In 2014, she was appointed Deputy State Secretary in charge of the development policy. From 2018, Eszter Vitályos was the State Secretary responsible for European Union development policy at the Ministry of Human Resources.

Vitályos was elected a Member of Parliament in September 2021, replacing László L. Simon, who was appointed director of the Hungarian National Museum. In the 2022 Hungarian parliamentary election, she was elected as a member of parliament for Pest County 3rd constituency in the national assembly. From 2022 to 2024, she served as deputy minister and parliamentary state secretary of the Ministry of Culture and Innovation.

From April 1, 2024, she was the spokesperson of the Hungarian government and state secretary responsible for government communication. Róbert Zsigó takes over her role at the Ministry of Culture and Innovation.
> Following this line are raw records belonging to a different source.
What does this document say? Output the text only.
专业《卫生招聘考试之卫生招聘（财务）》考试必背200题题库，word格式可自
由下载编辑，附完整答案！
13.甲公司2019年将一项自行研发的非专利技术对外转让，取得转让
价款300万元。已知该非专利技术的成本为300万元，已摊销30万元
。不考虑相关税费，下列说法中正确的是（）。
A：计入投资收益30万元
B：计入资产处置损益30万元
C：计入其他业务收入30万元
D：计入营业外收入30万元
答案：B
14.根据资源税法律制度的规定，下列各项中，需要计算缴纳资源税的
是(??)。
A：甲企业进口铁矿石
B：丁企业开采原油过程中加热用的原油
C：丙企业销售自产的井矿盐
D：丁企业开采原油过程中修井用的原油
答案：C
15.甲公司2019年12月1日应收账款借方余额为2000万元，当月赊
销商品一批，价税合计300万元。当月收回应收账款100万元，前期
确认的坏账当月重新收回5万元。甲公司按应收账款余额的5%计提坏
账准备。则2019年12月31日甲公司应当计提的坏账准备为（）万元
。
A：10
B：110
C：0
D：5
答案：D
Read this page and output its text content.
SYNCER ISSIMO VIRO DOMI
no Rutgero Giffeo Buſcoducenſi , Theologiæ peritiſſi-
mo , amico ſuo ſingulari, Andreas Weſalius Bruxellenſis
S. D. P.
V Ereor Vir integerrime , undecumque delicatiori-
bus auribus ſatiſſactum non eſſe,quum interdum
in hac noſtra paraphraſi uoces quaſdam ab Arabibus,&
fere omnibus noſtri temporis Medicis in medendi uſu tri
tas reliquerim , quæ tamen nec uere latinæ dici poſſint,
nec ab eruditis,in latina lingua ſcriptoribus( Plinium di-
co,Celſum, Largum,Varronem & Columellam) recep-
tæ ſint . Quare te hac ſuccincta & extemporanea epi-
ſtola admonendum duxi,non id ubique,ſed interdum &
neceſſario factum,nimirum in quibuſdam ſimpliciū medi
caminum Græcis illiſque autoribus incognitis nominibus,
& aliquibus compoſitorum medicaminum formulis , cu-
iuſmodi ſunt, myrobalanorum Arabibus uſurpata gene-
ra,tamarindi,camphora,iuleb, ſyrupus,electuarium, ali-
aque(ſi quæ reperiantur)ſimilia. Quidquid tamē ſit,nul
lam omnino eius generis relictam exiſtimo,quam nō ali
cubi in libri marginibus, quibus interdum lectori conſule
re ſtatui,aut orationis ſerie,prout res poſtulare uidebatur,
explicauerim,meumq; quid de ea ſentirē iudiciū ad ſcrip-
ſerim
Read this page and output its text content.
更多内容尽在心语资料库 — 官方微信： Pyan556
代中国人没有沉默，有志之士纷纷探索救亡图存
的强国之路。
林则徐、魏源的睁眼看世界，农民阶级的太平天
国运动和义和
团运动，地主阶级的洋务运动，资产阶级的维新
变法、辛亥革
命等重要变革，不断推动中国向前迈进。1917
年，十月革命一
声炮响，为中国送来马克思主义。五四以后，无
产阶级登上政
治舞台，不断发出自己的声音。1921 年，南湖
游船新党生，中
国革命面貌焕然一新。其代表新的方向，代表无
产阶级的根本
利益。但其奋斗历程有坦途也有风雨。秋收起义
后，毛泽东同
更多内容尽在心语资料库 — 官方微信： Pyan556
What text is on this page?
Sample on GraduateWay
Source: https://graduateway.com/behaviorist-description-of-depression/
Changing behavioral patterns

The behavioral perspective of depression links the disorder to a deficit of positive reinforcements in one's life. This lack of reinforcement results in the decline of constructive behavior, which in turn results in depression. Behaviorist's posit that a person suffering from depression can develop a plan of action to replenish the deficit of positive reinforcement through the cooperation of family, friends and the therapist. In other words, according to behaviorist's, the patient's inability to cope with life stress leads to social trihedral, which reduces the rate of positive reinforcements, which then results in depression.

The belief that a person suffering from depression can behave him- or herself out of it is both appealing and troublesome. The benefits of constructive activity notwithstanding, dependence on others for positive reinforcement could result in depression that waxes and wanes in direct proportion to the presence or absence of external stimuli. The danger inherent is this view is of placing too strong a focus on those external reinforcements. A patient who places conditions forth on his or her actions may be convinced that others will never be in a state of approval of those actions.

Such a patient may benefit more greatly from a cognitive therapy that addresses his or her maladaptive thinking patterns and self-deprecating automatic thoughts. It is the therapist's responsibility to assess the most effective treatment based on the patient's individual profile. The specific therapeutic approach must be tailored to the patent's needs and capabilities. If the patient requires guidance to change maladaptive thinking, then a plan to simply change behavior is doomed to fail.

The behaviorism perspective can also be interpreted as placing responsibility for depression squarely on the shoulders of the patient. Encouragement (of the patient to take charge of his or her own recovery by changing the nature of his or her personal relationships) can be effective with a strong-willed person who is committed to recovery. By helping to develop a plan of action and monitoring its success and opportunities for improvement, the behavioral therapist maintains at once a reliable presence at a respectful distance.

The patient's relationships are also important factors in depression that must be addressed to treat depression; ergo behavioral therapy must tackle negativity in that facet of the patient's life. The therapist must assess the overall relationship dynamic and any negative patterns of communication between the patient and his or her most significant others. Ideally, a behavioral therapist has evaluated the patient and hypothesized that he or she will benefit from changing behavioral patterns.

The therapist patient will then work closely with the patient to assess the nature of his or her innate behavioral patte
She held the position until the 2026 Hungarian parliamentary election, when Fidesz fell from power.

Vitályos was elected a Member of Parliament via the national list of Fidesz–KDNP in the 2026 election, after she was defeated by Tisza candidate Andrea Bujdosó in Pilisvörösvár constituency in a landslide. After the governing Tisza Party rejected Péter Szijjártó's nomination, the Fidesz caucus delegated Vitályos as one of the deputy speakers of the National Assembly.